Bible Miracle On Church Field Trip Leaves Six Children Dead
FREEHOLD IA: Several Landover youths remain in serious condition after what they thought were "harmless taunts" led to a close encounter with Holy Scripture. Deacon Glen Mitchell suffered the indignity of children laughing at his baldness on a recent trip to the Landover Baptist Zoo. He then pointed out some Bible passages from 2nd Kings that convinced the zoo keeper to release the children, unsupervised, into the polar bear exhibit during the bears' feeding time. "Deacon Mitchell didn't have a choice," remarked Pastor Smith. "He was doing what the Bible commanded him to do. This miracle was in God's hands the whole time."
 

Happy 6,000th Birthday, Planet Earth! 
A 244 foot Angel Food cake with 6,000 gold candles will showcase the Creation Day 2000 celebration. Real Christians from around the world are expected to pack the Landover campus by July 21st. God willing, event organizers say they are going to cram the last 6,000 years into a fun filled 12 hours of songs, hellfire, sermons, plays, floods (bring a raincoat because you will get wet) a religious dwarf quartet, and an amazing air show at sunset with the world-famous "Skydiving Savior" from 6,000 feet. Join us!  Reservations are available through AOL keyword: "Creation Day." 
 

Landover University To Begin Accepting Students From Even Low Income Families 
The educational needs of every Christian in Freehold, Iowa are important.

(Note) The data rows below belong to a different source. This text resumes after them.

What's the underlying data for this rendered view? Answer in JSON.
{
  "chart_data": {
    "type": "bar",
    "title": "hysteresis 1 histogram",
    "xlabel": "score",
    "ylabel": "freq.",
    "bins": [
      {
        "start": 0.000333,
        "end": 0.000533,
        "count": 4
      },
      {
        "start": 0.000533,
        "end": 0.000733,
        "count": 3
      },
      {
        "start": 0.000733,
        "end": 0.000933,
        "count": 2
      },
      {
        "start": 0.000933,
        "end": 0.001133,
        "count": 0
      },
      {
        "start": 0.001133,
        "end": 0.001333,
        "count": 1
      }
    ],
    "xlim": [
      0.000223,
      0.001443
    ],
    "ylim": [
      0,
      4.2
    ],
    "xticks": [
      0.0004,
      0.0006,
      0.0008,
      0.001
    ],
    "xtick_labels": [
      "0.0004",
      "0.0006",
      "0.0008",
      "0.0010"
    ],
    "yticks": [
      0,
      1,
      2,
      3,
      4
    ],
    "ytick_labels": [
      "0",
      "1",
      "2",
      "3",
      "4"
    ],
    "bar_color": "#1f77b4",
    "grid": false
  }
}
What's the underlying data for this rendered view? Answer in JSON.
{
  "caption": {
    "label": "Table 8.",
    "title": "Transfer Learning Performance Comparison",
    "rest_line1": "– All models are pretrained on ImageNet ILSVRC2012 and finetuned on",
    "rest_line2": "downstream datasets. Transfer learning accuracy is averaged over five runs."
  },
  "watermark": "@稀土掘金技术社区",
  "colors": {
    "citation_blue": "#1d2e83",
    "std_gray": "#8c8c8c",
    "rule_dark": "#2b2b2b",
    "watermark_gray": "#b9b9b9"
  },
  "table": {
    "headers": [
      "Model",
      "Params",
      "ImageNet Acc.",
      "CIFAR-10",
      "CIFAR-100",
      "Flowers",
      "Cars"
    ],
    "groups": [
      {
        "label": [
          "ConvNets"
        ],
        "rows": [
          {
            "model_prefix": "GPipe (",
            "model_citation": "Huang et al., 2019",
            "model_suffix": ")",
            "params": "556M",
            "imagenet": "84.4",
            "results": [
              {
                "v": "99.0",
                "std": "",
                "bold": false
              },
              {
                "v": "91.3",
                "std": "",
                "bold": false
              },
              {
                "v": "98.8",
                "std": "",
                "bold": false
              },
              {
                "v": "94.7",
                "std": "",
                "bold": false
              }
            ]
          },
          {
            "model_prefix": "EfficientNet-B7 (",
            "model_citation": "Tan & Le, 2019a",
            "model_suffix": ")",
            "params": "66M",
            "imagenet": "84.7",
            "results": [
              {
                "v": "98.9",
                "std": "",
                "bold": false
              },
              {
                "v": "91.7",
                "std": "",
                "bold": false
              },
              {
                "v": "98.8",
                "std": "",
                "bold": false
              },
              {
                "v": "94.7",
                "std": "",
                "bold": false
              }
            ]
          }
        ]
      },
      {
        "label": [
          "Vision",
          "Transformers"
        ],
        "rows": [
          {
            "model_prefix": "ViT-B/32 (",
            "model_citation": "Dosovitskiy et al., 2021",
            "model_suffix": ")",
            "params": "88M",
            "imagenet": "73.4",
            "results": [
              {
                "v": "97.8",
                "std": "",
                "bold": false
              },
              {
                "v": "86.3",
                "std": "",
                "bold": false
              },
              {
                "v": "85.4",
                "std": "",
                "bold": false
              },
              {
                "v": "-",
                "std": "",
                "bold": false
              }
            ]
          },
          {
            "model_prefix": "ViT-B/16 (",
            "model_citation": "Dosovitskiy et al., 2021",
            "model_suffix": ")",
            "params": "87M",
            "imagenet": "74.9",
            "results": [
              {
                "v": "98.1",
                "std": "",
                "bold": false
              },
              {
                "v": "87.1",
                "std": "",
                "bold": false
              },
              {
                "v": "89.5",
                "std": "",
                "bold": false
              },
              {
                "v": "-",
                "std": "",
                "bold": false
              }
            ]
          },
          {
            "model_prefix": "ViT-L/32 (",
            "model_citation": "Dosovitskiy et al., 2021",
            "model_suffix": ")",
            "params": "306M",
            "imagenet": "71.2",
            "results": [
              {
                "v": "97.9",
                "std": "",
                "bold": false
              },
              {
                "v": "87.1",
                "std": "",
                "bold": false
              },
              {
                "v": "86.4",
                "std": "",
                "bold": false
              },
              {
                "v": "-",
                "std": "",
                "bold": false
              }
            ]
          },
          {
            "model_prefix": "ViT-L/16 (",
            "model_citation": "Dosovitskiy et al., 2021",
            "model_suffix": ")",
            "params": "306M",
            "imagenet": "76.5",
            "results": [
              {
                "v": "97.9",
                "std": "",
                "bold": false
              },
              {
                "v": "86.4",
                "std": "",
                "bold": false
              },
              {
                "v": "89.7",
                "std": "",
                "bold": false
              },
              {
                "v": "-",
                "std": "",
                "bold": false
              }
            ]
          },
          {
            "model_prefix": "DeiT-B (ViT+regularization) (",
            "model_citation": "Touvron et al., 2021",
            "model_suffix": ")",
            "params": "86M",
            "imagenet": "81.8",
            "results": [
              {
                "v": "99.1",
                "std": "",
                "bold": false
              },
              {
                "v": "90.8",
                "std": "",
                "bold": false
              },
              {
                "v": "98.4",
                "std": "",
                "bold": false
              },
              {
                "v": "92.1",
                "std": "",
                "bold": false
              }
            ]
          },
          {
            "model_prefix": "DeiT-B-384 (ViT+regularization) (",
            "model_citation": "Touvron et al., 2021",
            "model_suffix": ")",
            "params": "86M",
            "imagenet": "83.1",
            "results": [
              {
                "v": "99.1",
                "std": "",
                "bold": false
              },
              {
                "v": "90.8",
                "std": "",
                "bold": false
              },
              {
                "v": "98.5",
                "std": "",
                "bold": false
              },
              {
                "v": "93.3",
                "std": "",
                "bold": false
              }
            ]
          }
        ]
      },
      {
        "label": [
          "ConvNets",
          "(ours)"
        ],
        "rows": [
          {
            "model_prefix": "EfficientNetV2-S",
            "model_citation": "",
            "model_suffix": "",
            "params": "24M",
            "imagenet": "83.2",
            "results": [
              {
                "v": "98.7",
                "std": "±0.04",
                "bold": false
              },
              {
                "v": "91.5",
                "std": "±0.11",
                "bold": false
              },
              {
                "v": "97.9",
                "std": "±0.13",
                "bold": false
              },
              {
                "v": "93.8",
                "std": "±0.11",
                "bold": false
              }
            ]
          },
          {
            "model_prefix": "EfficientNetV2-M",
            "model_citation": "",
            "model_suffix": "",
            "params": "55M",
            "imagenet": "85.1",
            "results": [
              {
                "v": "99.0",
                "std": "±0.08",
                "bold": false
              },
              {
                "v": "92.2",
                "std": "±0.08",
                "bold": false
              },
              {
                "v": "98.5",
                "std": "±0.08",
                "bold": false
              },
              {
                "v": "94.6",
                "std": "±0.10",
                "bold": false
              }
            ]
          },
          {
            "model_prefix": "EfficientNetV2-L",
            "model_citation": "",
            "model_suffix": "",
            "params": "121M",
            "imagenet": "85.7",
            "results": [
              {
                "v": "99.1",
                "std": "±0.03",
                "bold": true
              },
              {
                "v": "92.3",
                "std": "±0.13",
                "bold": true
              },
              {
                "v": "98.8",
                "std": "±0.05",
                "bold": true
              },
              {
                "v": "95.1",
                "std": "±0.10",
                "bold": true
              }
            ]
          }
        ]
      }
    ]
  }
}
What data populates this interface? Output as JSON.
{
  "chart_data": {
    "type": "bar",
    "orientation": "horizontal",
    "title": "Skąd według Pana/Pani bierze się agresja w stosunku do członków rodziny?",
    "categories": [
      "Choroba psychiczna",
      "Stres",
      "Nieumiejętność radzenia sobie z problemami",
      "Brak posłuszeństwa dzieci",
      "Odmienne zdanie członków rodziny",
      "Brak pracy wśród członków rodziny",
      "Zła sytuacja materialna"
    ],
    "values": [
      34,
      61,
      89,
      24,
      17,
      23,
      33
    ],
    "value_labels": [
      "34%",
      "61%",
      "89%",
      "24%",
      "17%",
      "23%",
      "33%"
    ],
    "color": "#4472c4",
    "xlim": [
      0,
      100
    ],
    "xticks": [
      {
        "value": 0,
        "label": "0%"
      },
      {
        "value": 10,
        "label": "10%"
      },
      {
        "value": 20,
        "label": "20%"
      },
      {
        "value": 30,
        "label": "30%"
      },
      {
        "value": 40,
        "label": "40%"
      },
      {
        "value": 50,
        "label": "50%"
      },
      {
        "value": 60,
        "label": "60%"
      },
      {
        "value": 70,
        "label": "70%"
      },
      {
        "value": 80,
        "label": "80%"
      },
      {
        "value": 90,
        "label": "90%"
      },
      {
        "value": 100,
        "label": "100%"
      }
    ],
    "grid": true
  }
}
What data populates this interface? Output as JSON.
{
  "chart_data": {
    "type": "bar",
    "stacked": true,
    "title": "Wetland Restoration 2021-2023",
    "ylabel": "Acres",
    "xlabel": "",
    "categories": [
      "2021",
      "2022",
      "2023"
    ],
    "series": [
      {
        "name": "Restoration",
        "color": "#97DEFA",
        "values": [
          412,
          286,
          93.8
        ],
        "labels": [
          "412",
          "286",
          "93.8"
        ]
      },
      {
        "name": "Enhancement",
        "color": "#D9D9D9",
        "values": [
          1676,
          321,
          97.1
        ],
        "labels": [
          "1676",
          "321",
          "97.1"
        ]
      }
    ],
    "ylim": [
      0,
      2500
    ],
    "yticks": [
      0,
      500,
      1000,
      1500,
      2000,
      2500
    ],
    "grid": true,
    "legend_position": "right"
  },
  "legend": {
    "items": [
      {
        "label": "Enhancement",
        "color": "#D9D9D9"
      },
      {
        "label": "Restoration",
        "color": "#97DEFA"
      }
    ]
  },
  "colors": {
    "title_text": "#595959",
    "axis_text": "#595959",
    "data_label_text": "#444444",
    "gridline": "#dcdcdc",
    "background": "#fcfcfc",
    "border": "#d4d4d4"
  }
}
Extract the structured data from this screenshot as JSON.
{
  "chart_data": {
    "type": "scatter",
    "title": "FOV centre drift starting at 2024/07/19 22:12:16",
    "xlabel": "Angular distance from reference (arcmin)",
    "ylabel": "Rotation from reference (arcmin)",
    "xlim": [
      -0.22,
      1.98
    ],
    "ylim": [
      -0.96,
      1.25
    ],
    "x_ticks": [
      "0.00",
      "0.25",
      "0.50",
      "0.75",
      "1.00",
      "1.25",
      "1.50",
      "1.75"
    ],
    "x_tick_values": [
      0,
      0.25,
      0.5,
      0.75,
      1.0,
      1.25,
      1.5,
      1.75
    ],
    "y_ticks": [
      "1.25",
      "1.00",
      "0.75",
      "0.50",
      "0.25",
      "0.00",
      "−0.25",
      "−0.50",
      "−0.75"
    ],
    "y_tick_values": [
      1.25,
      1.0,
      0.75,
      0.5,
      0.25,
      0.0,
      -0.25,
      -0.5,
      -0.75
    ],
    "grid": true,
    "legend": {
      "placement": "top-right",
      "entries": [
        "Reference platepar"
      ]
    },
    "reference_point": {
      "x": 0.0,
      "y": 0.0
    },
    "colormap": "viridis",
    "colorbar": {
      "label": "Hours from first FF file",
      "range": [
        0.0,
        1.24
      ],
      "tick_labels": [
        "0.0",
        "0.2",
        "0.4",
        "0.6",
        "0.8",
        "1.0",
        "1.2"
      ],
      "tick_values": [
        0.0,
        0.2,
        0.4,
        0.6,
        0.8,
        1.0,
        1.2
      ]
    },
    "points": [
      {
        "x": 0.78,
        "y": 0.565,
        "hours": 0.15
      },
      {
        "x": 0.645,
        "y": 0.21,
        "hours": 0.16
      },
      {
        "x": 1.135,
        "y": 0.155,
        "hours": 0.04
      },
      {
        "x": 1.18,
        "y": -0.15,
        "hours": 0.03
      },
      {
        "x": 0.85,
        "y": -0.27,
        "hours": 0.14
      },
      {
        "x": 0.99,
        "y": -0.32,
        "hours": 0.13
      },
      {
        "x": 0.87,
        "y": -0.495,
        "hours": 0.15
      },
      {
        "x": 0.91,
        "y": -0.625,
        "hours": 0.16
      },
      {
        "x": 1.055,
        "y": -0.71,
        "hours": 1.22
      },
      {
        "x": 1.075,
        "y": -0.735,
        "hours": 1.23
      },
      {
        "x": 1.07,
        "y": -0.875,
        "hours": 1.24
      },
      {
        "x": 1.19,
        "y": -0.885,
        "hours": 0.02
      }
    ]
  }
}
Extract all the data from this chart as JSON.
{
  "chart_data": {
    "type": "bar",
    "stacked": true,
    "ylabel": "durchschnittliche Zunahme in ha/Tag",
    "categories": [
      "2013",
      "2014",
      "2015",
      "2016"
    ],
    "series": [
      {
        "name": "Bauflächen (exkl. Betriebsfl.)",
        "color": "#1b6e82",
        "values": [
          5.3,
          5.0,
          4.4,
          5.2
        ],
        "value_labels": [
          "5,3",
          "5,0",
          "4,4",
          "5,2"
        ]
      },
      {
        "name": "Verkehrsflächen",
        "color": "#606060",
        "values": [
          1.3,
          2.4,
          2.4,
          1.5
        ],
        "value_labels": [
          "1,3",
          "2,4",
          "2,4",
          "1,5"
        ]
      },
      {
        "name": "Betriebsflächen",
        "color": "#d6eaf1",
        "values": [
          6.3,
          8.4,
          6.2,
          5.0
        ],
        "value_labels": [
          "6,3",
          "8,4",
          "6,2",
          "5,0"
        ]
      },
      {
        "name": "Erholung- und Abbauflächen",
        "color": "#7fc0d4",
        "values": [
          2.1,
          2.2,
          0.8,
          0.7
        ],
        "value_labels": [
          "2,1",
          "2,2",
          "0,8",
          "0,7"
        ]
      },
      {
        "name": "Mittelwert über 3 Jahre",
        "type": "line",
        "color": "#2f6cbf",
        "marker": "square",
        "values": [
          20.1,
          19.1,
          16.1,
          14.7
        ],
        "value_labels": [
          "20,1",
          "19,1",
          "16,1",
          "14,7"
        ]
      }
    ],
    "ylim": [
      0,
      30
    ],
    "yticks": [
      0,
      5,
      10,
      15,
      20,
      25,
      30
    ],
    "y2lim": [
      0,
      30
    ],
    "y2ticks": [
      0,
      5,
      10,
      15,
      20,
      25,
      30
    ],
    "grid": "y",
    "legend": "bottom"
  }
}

It doesn't matter if the family is scraping by on $250K per household or living comfortably on $3.5Million! Even the poorest among the saved have a right to learn about their planet's 6,000-year history, but Christians are persecuted at low-priced secular colleges! That is exactly why we started our new Foundation for Christian Education: Low-Income Educational Services. To qualify, families must be near the poverty range for the Freehold area. The total income must not be less than $251K per household. Qualified participants must submit to a battery of physical examinations. Written proof of full immersion Baptism is also a prerequisite. Sprinkled deceivers will be turned away. 
 

Procter & Gamble Shows It's True Colors: Satan Red! 
After years of hoodwinking Godly ministers into telling their flocks that so-called "rumors" of P&G's partnership with Satan were false, the company recently proved its allegiance to the Prince of Darkness beyond a shadow of a doubt: they stopped advertising on Dr. Laura Schlessinger's show. 
True Christians are rightfully outraged by the move. Many refusing now to use soaps and toothpaste "While we wouldn't let that harlot jewess, Dr. Laura, anywhere near our Godly church, folks like Dr. Laura and John Rocker have the moral backbone to call a homo a homo!" Pastor Deacon Fred said. "And what do the so-called politically correct pansies who run the liberal media and corporate America do? They try to silence them! Well I stand before you to put Procter & Gamble on notice that the Tide is turning my friend! Praise God!"